Жена султана
Шрифт:
— Видишь? — Глаза Зиданы светятся торжеством — два врага повержены одним ударом. — Есть и другие, кто может подтвердить, что эта потаскуха отвратительно себя вела.
Она склоняется и шепчет что-то на ухо Таруб, та кивает и убегает.
Лицо Исмаила наливается кровью, темнея с каждым мгновением. Он поспешно заворачивает младенца в пеленку, задержавшись лишь на секунду, чтобы рассмотреть золотое кольцо, висящее у того на шее на цепочке.
— Повелитель, — вдруг произношу я, — ты же не поверишь этой клевете?
Сердце мое бешено колотится: лицо султана делается еще темнее.
— Белая Лебедь подарила тебе сына, воистину прекрасного сына, — продолжаю я.
Но султан смотрит на Момо, словно тот действительно — существо из иного мира: зловещий суккуб, пронырливый джинн. И правда, между отцом и сыном нет особого сходства. Голубые глаза, золотые волосы — словно Момо отбросил марокканское наследие ради рода матери.
Исмаил обращает ко мне лицо, которое кажется вырезанным из дерева: безумное и гневное. Я не уверен, что он слышал хоть слово из того, что я сказал. Он в ярости смотрит на Элис. Они глядят друг другу в глаза — султан невысокого роста.

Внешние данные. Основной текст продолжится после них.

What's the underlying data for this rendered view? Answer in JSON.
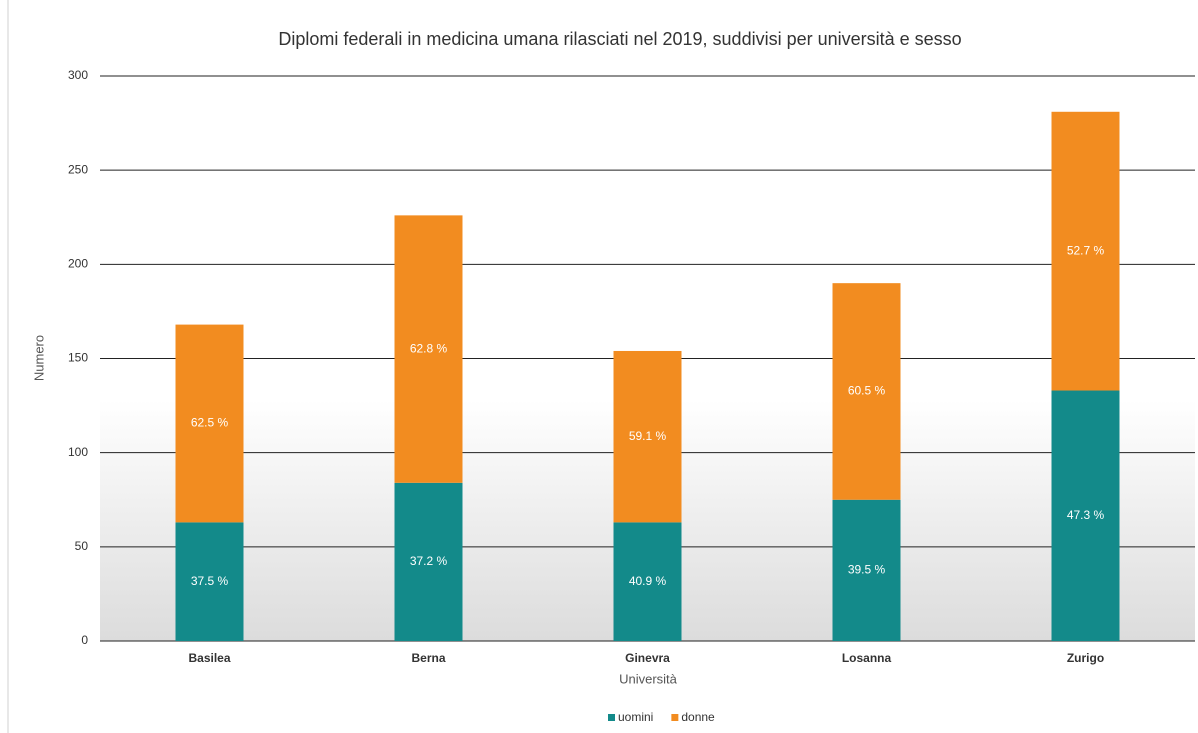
{
  "chart_data": {
    "type": "stacked_bar",
    "title": "Diplomi federali in medicina umana rilasciati nel 2019, suddivisi per università e sesso",
    "xlabel": "Università",
    "ylabel": "Numero",
    "categories": [
      "Basilea",
      "Berna",
      "Ginevra",
      "Losanna",
      "Zurigo"
    ],
    "series": [
      {
        "name": "uomini",
        "color": "#138a8a",
        "values": [
          63,
          84,
          63,
          75,
          133
        ],
        "data_labels": [
          "37.5 %",
          "37.2 %",
          "40.9 %",
          "39.5 %",
          "47.3 %"
        ]
      },
      {
        "name": "donne",
        "color": "#f28c20",
        "values": [
          105,
          142,
          91,
          115,
          148
        ],
        "data_labels": [
          "62.5 %",
          "62.8 %",
          "59.1 %",
          "60.5 %",
          "52.7 %"
        ]
      }
    ],
    "ylim": [
      0,
      300
    ],
    "yticks": [
      0,
      50,
      100,
      150,
      200,
      250,
      300
    ],
    "grid": true,
    "legend": "bottom"
  }
}
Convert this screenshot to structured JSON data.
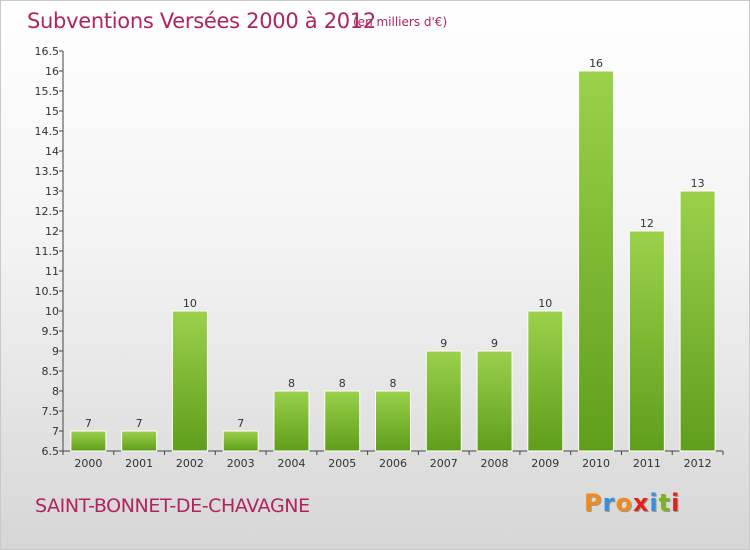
{
  "header": {
    "title": "Subventions Versées 2000 à 2012",
    "unit": "(en milliers d'€)"
  },
  "footer": {
    "commune": "SAINT-BONNET-DE-CHAVAGNE",
    "logo_text": "Proxiti",
    "logo_colors": [
      "#f08a1c",
      "#3a8fd6",
      "#f08a1c",
      "#e2231a",
      "#3a8fd6",
      "#7ab51d",
      "#e2231a"
    ]
  },
  "colors": {
    "title": "#b0235f",
    "bar_light": "#9bd14b",
    "bar_dark": "#5f9e1b"
  },
  "chart_data": {
    "type": "bar",
    "title": "Subventions Versées 2000 à 2012",
    "subtitle": "(en milliers d'€)",
    "categories": [
      "2000",
      "2001",
      "2002",
      "2003",
      "2004",
      "2005",
      "2006",
      "2007",
      "2008",
      "2009",
      "2010",
      "2011",
      "2012"
    ],
    "values": [
      7,
      7,
      10,
      7,
      8,
      8,
      8,
      9,
      9,
      10,
      16,
      12,
      13
    ],
    "data_labels": [
      "7",
      "7",
      "10",
      "7",
      "8",
      "8",
      "8",
      "9",
      "9",
      "10",
      "16",
      "12",
      "13"
    ],
    "y_ticks": [
      "6.5",
      "7",
      "7.5",
      "8",
      "8.5",
      "9",
      "9.5",
      "10",
      "10.5",
      "11",
      "11.5",
      "12",
      "12.5",
      "13",
      "13.5",
      "14",
      "14.5",
      "15",
      "15.5",
      "16",
      "16.5"
    ],
    "ylim": [
      6.5,
      16.5
    ],
    "grid": false,
    "legend": "none"
  }
}
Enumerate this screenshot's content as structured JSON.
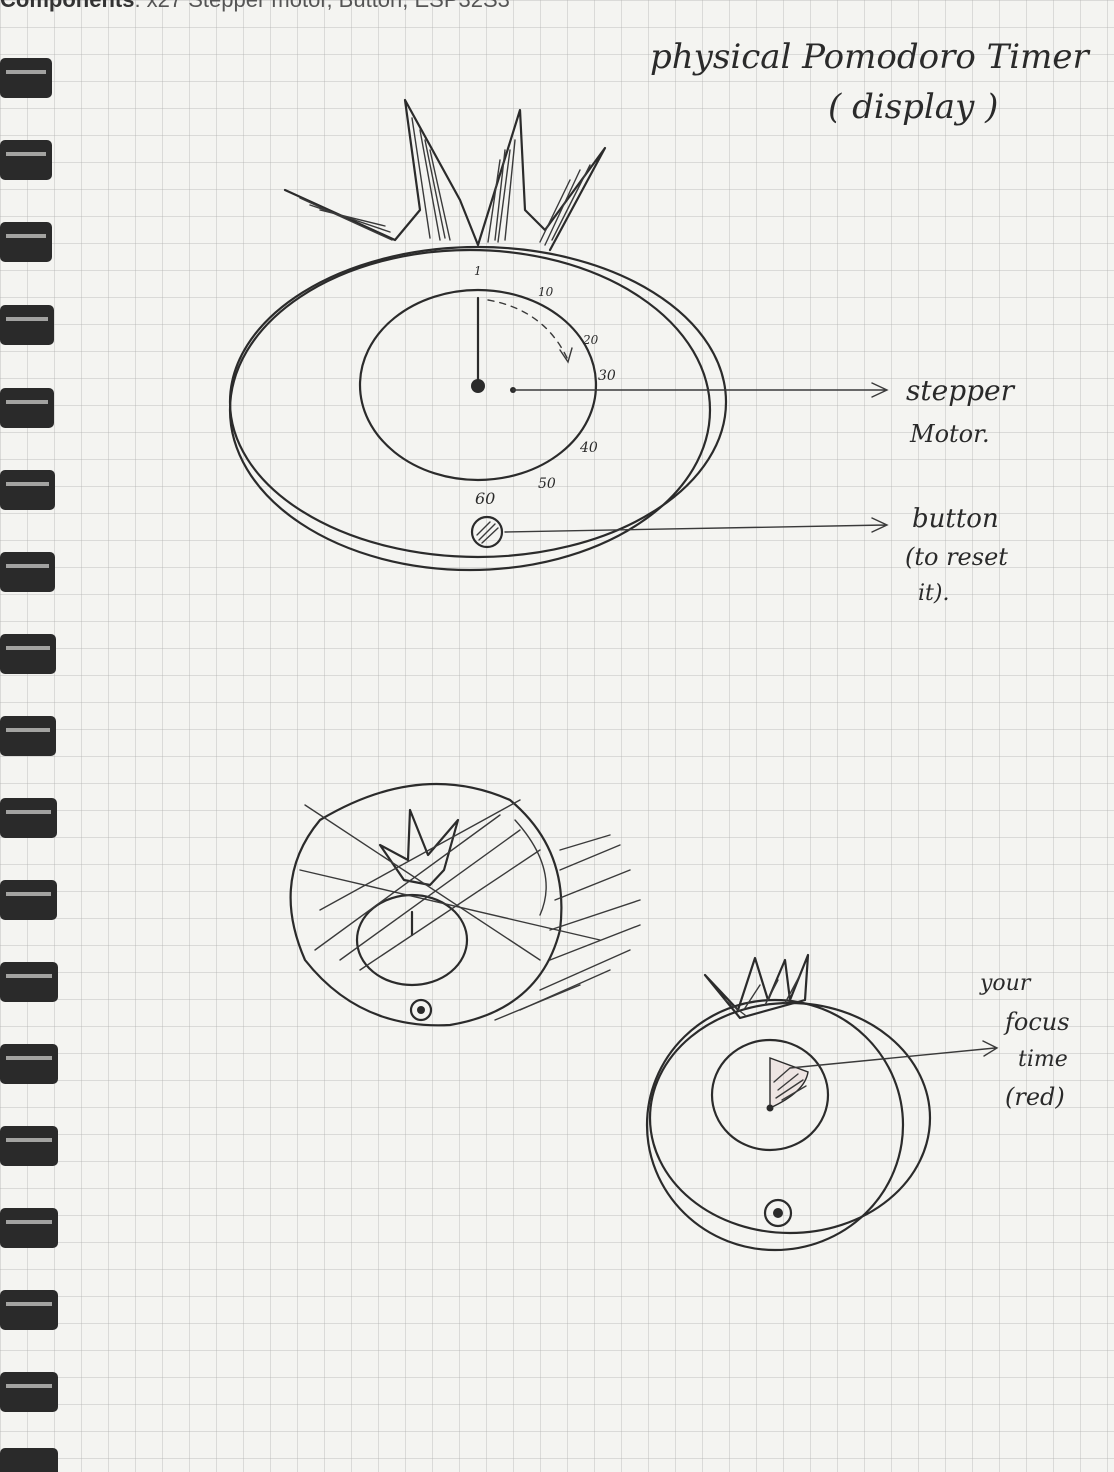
{
  "caption": {
    "bold": "Components",
    "rest": ": x27 Stepper motor, Button,  ESP32S3"
  },
  "title": {
    "line1": "physical Pomodoro Timer",
    "line2": "( display )"
  },
  "dial_ticks": [
    "1",
    "10",
    "20",
    "30",
    "40",
    "50",
    "60"
  ],
  "labels": {
    "stepper": {
      "line1": "stepper",
      "line2": "Motor."
    },
    "button": {
      "line1": "button",
      "line2": "(to reset",
      "line3": "it)."
    },
    "focus": {
      "line1": "your",
      "line2": "focus",
      "line3": "time",
      "line4": "(red)"
    }
  },
  "colors": {
    "ink": "#2b2b2b",
    "paper": "#f4f4f1",
    "grid": "#aaaaaa",
    "ring": "#2a2a2a"
  }
}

— Это правда? — рычит он. — Ты и великий визирь?
Она смотрит на султана, потом на младенца. Тянется забрать ребенка, но Исмаил прижимает его к себе, так сильно, что тот начинает плакать.
— Отвечай!
Он надвигается, ей на подбородок летит слюна.
Ужас лишает Элис разума.
— Он… Он… Я не знаю…
Я подхватываю ее, прежде чем она упадет наземь.

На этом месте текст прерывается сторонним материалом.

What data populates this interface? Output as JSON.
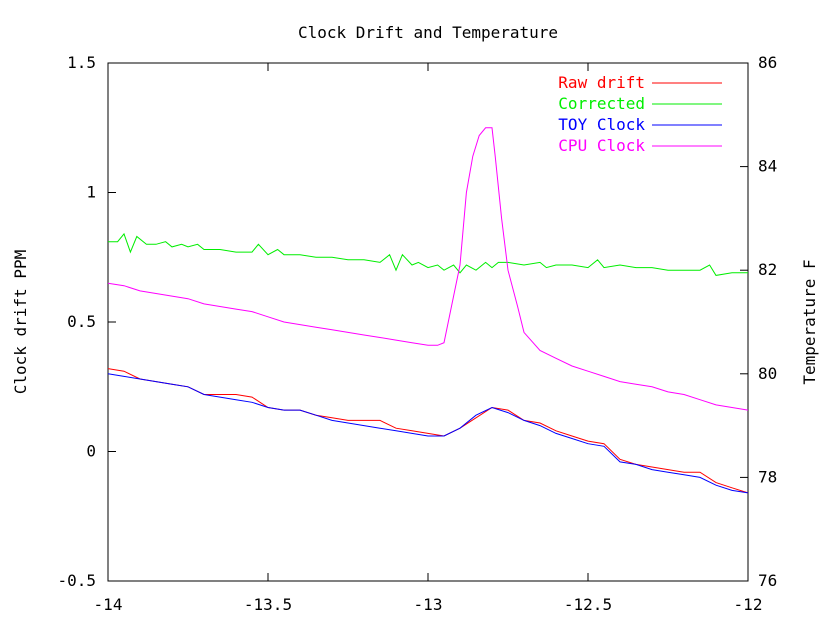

Обморок спасает Элис, но ничто не спасет Абдельазиза. Один за другим подкупленные свидетели Зиданы подтверждают слова Макарим и императрицы, рассказывают, что видели великого визиря входящим в гарем в любое время дня и ночи, особенно когда муэдзин призывал всех богобоязненных на молитву; и он всегда прямиком шел в шатер англичанки. Даже маалема сердито говорит, что застала его наедине с Элис, поскольку он отослал служанок.

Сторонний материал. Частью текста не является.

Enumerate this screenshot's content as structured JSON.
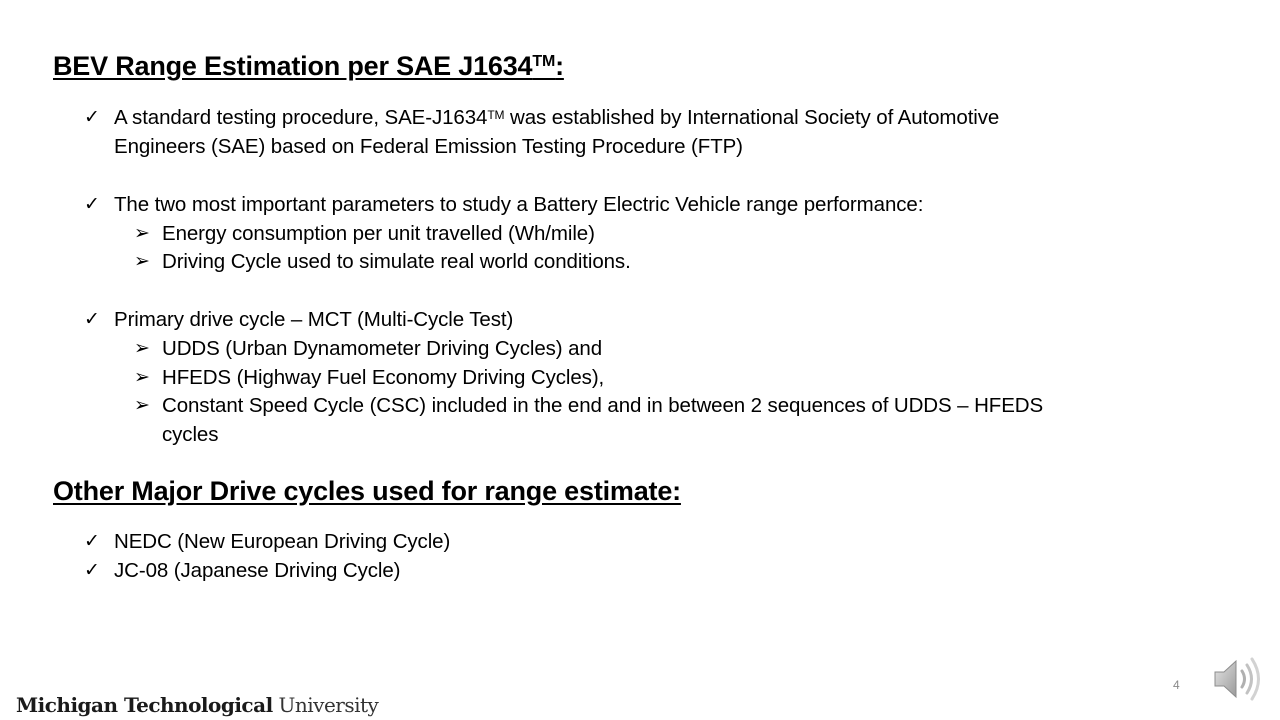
{
  "slide": {
    "heading1": {
      "text": "BEV Range Estimation per SAE J1634",
      "sup": "TM",
      "colon": ":"
    },
    "bullet1": {
      "line1_pre": "A standard testing procedure, SAE-J1634",
      "line1_sup": "TM",
      "line1_post": " was established by International Society of Automotive",
      "line2": "Engineers (SAE) based on Federal Emission Testing Procedure (FTP)"
    },
    "bullet2": {
      "text": "The two most important parameters to study a Battery Electric Vehicle range performance:",
      "sub": [
        "Energy consumption per unit travelled (Wh/mile)",
        "Driving Cycle used to simulate real world conditions."
      ]
    },
    "bullet3": {
      "text": "Primary drive cycle – MCT (Multi-Cycle Test)",
      "sub": [
        "UDDS (Urban Dynamometer Driving Cycles) and",
        "HFEDS (Highway Fuel Economy Driving Cycles),",
        "Constant Speed Cycle (CSC) included in the end and in between 2 sequences of UDDS – HFEDS"
      ],
      "sub_cont": "cycles"
    },
    "heading2": "Other Major Drive cycles used for range estimate:",
    "bullet4": "NEDC (New European Driving Cycle)",
    "bullet5": "JC-08 (Japanese Driving Cycle)",
    "check_glyph": "✓",
    "arrow_glyph": "➢"
  },
  "footer": {
    "logo_bold": "Michigan Technological",
    "logo_light": " University",
    "page_number": "4",
    "speaker_icon": "speaker-icon"
  }
}
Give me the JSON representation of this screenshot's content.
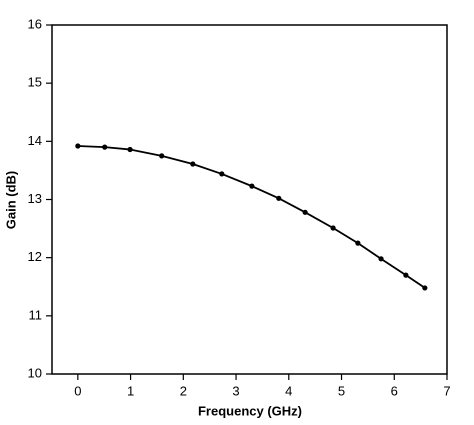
{
  "chart_data": {
    "type": "line",
    "x_label": "Frequency (GHz)",
    "y_label": "Gain (dB)",
    "x": [
      0,
      0.51,
      0.99,
      1.59,
      2.18,
      2.73,
      3.3,
      3.81,
      4.31,
      4.84,
      5.31,
      5.75,
      6.22,
      6.58
    ],
    "series": [
      {
        "name": "Gain",
        "color": "#000000",
        "values": [
          13.92,
          13.9,
          13.86,
          13.75,
          13.61,
          13.44,
          13.23,
          13.02,
          12.78,
          12.51,
          12.25,
          11.98,
          11.7,
          11.48
        ]
      }
    ],
    "xlim": [
      -0.49,
      7
    ],
    "ylim": [
      10,
      16
    ],
    "xticks": [
      0,
      1,
      2,
      3,
      4,
      5,
      6,
      7
    ],
    "yticks": [
      10,
      11,
      12,
      13,
      14,
      15,
      16
    ]
  }
}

— Но госпожу обвинить не в чем, повелитель: она не поощряла великого визиря и терпела его присутствие лишь потому, что он утверждал, будто он — твоя правая рука.
Исмаил посылает меня за Абдельазизом. Он держит себя в руках, он каменно спокоен.
— Ничего ему не говори. Не хочу, чтобы он заготовил лживые льстивые речи.
Великого визиря приходится поискать: в конце концов, я нахожу его в хамаме, окруженного клубами пара, от чего он похож на Аладдинова джинна, выходящего из лампы. Служитель хамама, мыливший ему спину, бросает на меня один-единственный взгляд и исчезает. Хаджиб моргает, когда я встаю перед ним, вытирает пот с глаз.
— Надо же, — говорит он, глядя на меня снизу вверх с непонятным выражением лица. — Вот и ты, вернулся с войны, цел и невредим. Раздевайся, Нус-Нус, и наклонись, будь хорошим мальчиком.
— Султан просит тебя к себе.
Он поджимает губы, выдыхает с фырканьем.
— Жаль, — поднимается на ноги, бесстыдно голый. — Что бы там ни было, оно же может подождать?
— Одевайся, — коротко говорю я. — Я подожду снаружи.
Он вытирается и одевается целую вечность. Устав ждать, я врываюсь обратно
Я готов к тому, что меня обезглавят, когда сообщаю Исмаилу новости, но он лишь мрачно улыбается.
— Только виновные бегут, пока их ни в чем не обвинили.
Он высылает всадников из лагеря во все стороны.
Два дня спустя визиря приводят, он весь в синяках и растрепан.
— Он недурно сопротивлялся, — говорит капитан бухари почти с восхищением.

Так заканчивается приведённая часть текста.